Accompanied by a five-piece band headed by the world-class pianist Don Rebic, the gamine with the still-dynamic vocal power refurbishes the legendary lyrics Leonard Gershe wrote for Judy Garland on “Born in a Trunk” to fit her own life, as she shares amusing reminiscences of her honorary “aunts and uncles” from the Apollo days—Louis “Satchmo” Armstrong (“Up a Lazy River”), Ella Fitzgerald (“A-Tisket, A-Tasket”) and Dinah Washington, with her five husbands and a potty mouth that turned the air bluer than pot smoke (“I Wanna Be Around”). She takes chances. A swing-trot tempo on “Hello, Young Lovers” from The King and I gives the Rodgers-Hammerstein ballad an adventurous feel. She can belt out Gershwin material from Porgy and Bess in a voice big and rich yet restrained in all the right places. The aching but rarely heard torch song “Being Good” (from Hallelujah, Baby!) makes you wonder why more song stylists haven’t investigated it for themselves.
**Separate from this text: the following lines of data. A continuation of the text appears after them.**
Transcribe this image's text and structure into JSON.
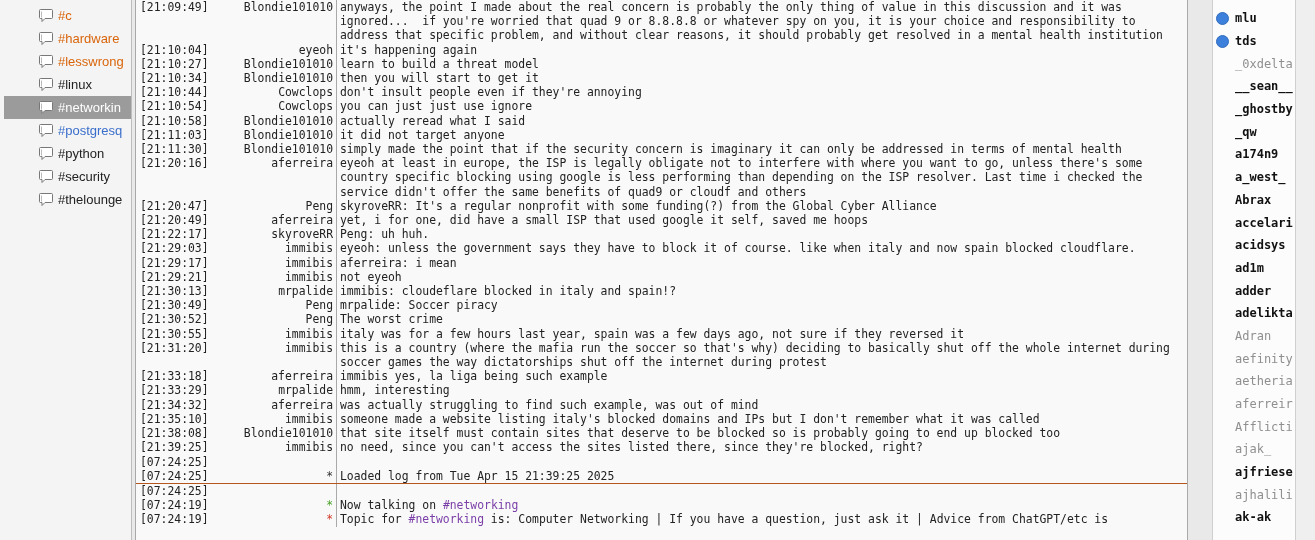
{
  "channels": [
    {
      "name": "#c",
      "selected": false,
      "color": "#d9650b"
    },
    {
      "name": "#hardware",
      "selected": false,
      "color": "#d9650b"
    },
    {
      "name": "#lesswrong",
      "selected": false,
      "color": "#d9650b"
    },
    {
      "name": "#linux",
      "selected": false,
      "color": "#222222"
    },
    {
      "name": "#networkin",
      "selected": true
    },
    {
      "name": "#postgresq",
      "selected": false,
      "color": "#3a6ecb"
    },
    {
      "name": "#python",
      "selected": false,
      "color": "#222222"
    },
    {
      "name": "#security",
      "selected": false,
      "color": "#222222"
    },
    {
      "name": "#thelounge",
      "selected": false,
      "color": "#222222"
    }
  ],
  "messages": [
    {
      "kind": "message",
      "time": "[21:09:49]",
      "nick": "Blondie101010",
      "text": "anyways, the point I made about the real concern is probably the only thing of value in this discussion and it was ignored...  if you're worried that quad 9 or 8.8.8.8 or whatever spy on you, it is your choice and responsibility to address that specific problem, and without clear reasons, it should probably get resolved in a mental health institution"
    },
    {
      "kind": "message",
      "time": "[21:10:04]",
      "nick": "eyeoh",
      "text": "it's happening again"
    },
    {
      "kind": "message",
      "time": "[21:10:27]",
      "nick": "Blondie101010",
      "text": "learn to build a threat model"
    },
    {
      "kind": "message",
      "time": "[21:10:34]",
      "nick": "Blondie101010",
      "text": "then you will start to get it"
    },
    {
      "kind": "message",
      "time": "[21:10:44]",
      "nick": "Cowclops",
      "text": "don't insult people even if they're annoying"
    },
    {
      "kind": "message",
      "time": "[21:10:54]",
      "nick": "Cowclops",
      "text": "you can just just use ignore"
    },
    {
      "kind": "message",
      "time": "[21:10:58]",
      "nick": "Blondie101010",
      "text": "actually reread what I said"
    },
    {
      "kind": "message",
      "time": "[21:11:03]",
      "nick": "Blondie101010",
      "text": "it did not target anyone"
    },
    {
      "kind": "message",
      "time": "[21:11:30]",
      "nick": "Blondie101010",
      "text": "simply made the point that if the security concern is imaginary it can only be addressed in terms of mental health"
    },
    {
      "kind": "message",
      "time": "[21:20:16]",
      "nick": "aferreira",
      "text": "eyeoh at least in europe, the ISP is legally obligate not to interfere with where you want to go, unless there's some country specific blocking using google is less performing than depending on the ISP resolver. Last time i checked the service didn't offer the same benefits of quad9 or cloudf and others"
    },
    {
      "kind": "message",
      "time": "[21:20:47]",
      "nick": "Peng",
      "text": "skyroveRR: It's a regular nonprofit with some funding(?) from the Global Cyber Alliance"
    },
    {
      "kind": "message",
      "time": "[21:20:49]",
      "nick": "aferreira",
      "text": "yet, i for one, did have a small ISP that used google it self, saved me hoops"
    },
    {
      "kind": "message",
      "time": "[21:22:17]",
      "nick": "skyroveRR",
      "text": "Peng: uh huh."
    },
    {
      "kind": "message",
      "time": "[21:29:03]",
      "nick": "immibis",
      "text": "eyeoh: unless the government says they have to block it of course. like when italy and now spain blocked cloudflare."
    },
    {
      "kind": "message",
      "time": "[21:29:17]",
      "nick": "immibis",
      "text": "aferreira: i mean"
    },
    {
      "kind": "message",
      "time": "[21:29:21]",
      "nick": "immibis",
      "text": "not eyeoh"
    },
    {
      "kind": "message",
      "time": "[21:30:13]",
      "nick": "mrpalide",
      "text": "immibis: cloudeflare blocked in italy and spain!?"
    },
    {
      "kind": "message",
      "time": "[21:30:49]",
      "nick": "Peng",
      "text": "mrpalide: Soccer piracy"
    },
    {
      "kind": "message",
      "time": "[21:30:52]",
      "nick": "Peng",
      "text": "The worst crime"
    },
    {
      "kind": "message",
      "time": "[21:30:55]",
      "nick": "immibis",
      "text": "italy was for a few hours last year, spain was a few days ago, not sure if they reversed it"
    },
    {
      "kind": "message",
      "time": "[21:31:20]",
      "nick": "immibis",
      "text": "this is a country (where the mafia run the soccer so that's why) deciding to basically shut off the whole internet during soccer games the way dictatorships shut off the internet during protest"
    },
    {
      "kind": "message",
      "time": "[21:33:18]",
      "nick": "aferreira",
      "text": "immibis yes, la liga being such example"
    },
    {
      "kind": "message",
      "time": "[21:33:29]",
      "nick": "mrpalide",
      "text": "hmm, interesting"
    },
    {
      "kind": "message",
      "time": "[21:34:32]",
      "nick": "aferreira",
      "text": "was actually struggling to find such example, was out of mind"
    },
    {
      "kind": "message",
      "time": "[21:35:10]",
      "nick": "immibis",
      "text": "someone made a website listing italy's blocked domains and IPs but I don't remember what it was called"
    },
    {
      "kind": "message",
      "time": "[21:38:08]",
      "nick": "Blondie101010",
      "text": "that site itself must contain sites that deserve to be blocked so is probably going to end up blocked too"
    },
    {
      "kind": "message",
      "time": "[21:39:25]",
      "nick": "immibis",
      "text": "no need, since you can't access the sites listed there, since they're blocked, right?"
    },
    {
      "kind": "message",
      "time": "[07:24:25]"
    },
    {
      "kind": "log",
      "time": "[07:24:25]",
      "nick": "*",
      "text": "Loaded log from Tue Apr 15 21:39:25 2025"
    },
    {
      "kind": "marker"
    },
    {
      "kind": "message",
      "time": "[07:24:25]"
    },
    {
      "kind": "join",
      "time": "[07:24:19]",
      "nick": "*",
      "text": [
        {
          "kind": "plain",
          "text": "Now talking on "
        },
        {
          "kind": "channel",
          "text": "#networking"
        }
      ]
    },
    {
      "kind": "topic",
      "time": "[07:24:19]",
      "nick": "*",
      "text": [
        {
          "kind": "plain",
          "text": "Topic for "
        },
        {
          "kind": "channel",
          "text": "#networking"
        },
        {
          "kind": "plain",
          "text": " is: Computer Networking | If you have a question, just ask it | Advice from ChatGPT/etc is"
        }
      ]
    }
  ],
  "users": [
    {
      "name": "mlu",
      "op": true,
      "away": false
    },
    {
      "name": "tds",
      "op": true,
      "away": false
    },
    {
      "name": "_0xdelta",
      "op": false,
      "away": true
    },
    {
      "name": "__sean__",
      "op": false,
      "away": false
    },
    {
      "name": "_ghostby",
      "op": false,
      "away": false
    },
    {
      "name": "_qw",
      "op": false,
      "away": false
    },
    {
      "name": "a174n9",
      "op": false,
      "away": false
    },
    {
      "name": "a_west_",
      "op": false,
      "away": false
    },
    {
      "name": "Abrax",
      "op": false,
      "away": false
    },
    {
      "name": "accelari",
      "op": false,
      "away": false
    },
    {
      "name": "acidsys",
      "op": false,
      "away": false
    },
    {
      "name": "ad1m",
      "op": false,
      "away": false
    },
    {
      "name": "adder",
      "op": false,
      "away": false
    },
    {
      "name": "adelikta",
      "op": false,
      "away": false
    },
    {
      "name": "Adran",
      "op": false,
      "away": true
    },
    {
      "name": "aefinity",
      "op": false,
      "away": true
    },
    {
      "name": "aetheria",
      "op": false,
      "away": true
    },
    {
      "name": "aferreir",
      "op": false,
      "away": true
    },
    {
      "name": "Afflicti",
      "op": false,
      "away": true
    },
    {
      "name": "ajak_",
      "op": false,
      "away": true
    },
    {
      "name": "ajfriese",
      "op": false,
      "away": false
    },
    {
      "name": "ajhalili",
      "op": false,
      "away": true
    },
    {
      "name": "ak-ak",
      "op": false,
      "away": false
    }
  ]
}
On Jerry Herman’s “If He Walked Into My Life” (from Mame), her signature vibrato on the ends of notes is shiningly intact, with a musical intensity that informs the lyrics, but she’s also grown. Her voice is pure and lusty, but a spirituality has crept in—which should make her the perfect choice for the new musical she’s planning about the life of Lena Horne. She has an elegant allure, and a perfect artistry, yet she’s as down to earth as potato salad.
There’s no UGH in Uggams. She is splendid all the way.